In the end, the real bombing campaign is one of narrative. We bomb the Iranian struggle with our silence, our qualified concern, our weaponized ambiguity. We bomb the Israeli struggle with our suffocating, unconditional, militarized embrace, drowning out their complex internal debates with the roar of F-35s we’ve sold them. We reduce both to caricatures: one, a nation of saints we must arm to the teeth; the other, a nation of hostages we might occasionally cheer for but will never truly unshackle.

So who should be bombed first? The answer, my dear politically engaged activist, is you. You are being bombarded by the absurdity. You are being bombed by hypocrisy. You are being bombed by the relentless, soul-crushing calculus that turns human yearning for dignity into a ledger of strategic advantage and theological technicality.

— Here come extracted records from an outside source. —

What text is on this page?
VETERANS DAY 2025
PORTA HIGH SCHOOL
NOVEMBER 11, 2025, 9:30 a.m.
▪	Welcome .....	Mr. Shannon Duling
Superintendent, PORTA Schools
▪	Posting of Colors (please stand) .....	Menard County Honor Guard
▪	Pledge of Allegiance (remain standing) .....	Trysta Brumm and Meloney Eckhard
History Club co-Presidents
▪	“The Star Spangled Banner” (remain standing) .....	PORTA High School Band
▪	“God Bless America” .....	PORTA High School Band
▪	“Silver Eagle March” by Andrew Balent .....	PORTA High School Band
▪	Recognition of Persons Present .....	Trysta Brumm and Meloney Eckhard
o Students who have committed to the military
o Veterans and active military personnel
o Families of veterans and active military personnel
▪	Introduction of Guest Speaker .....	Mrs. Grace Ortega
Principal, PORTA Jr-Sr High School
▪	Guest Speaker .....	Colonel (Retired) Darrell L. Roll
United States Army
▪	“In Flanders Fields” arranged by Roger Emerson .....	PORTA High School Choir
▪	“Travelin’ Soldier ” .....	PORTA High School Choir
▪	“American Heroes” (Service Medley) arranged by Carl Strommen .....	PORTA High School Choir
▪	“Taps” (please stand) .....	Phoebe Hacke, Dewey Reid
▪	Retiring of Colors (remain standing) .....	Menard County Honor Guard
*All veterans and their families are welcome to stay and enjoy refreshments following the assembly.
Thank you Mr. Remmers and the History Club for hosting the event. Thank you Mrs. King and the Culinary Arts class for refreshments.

The people in Tel Aviv and Tehran aren’t asking for bombs. They’re asking for change. But in the colonist’s dictionary, those two words have, tragically, become synonyms. And the definition is written in the ashes of the very freedoms we claim to champion. Our help is always on the way. It’s just that, for some, help looks like a manifesto. For others, it looks like a missile. And we are meticulous, morally conflicted, and utterly bankrupt clerks, forever deciding which address to send which package.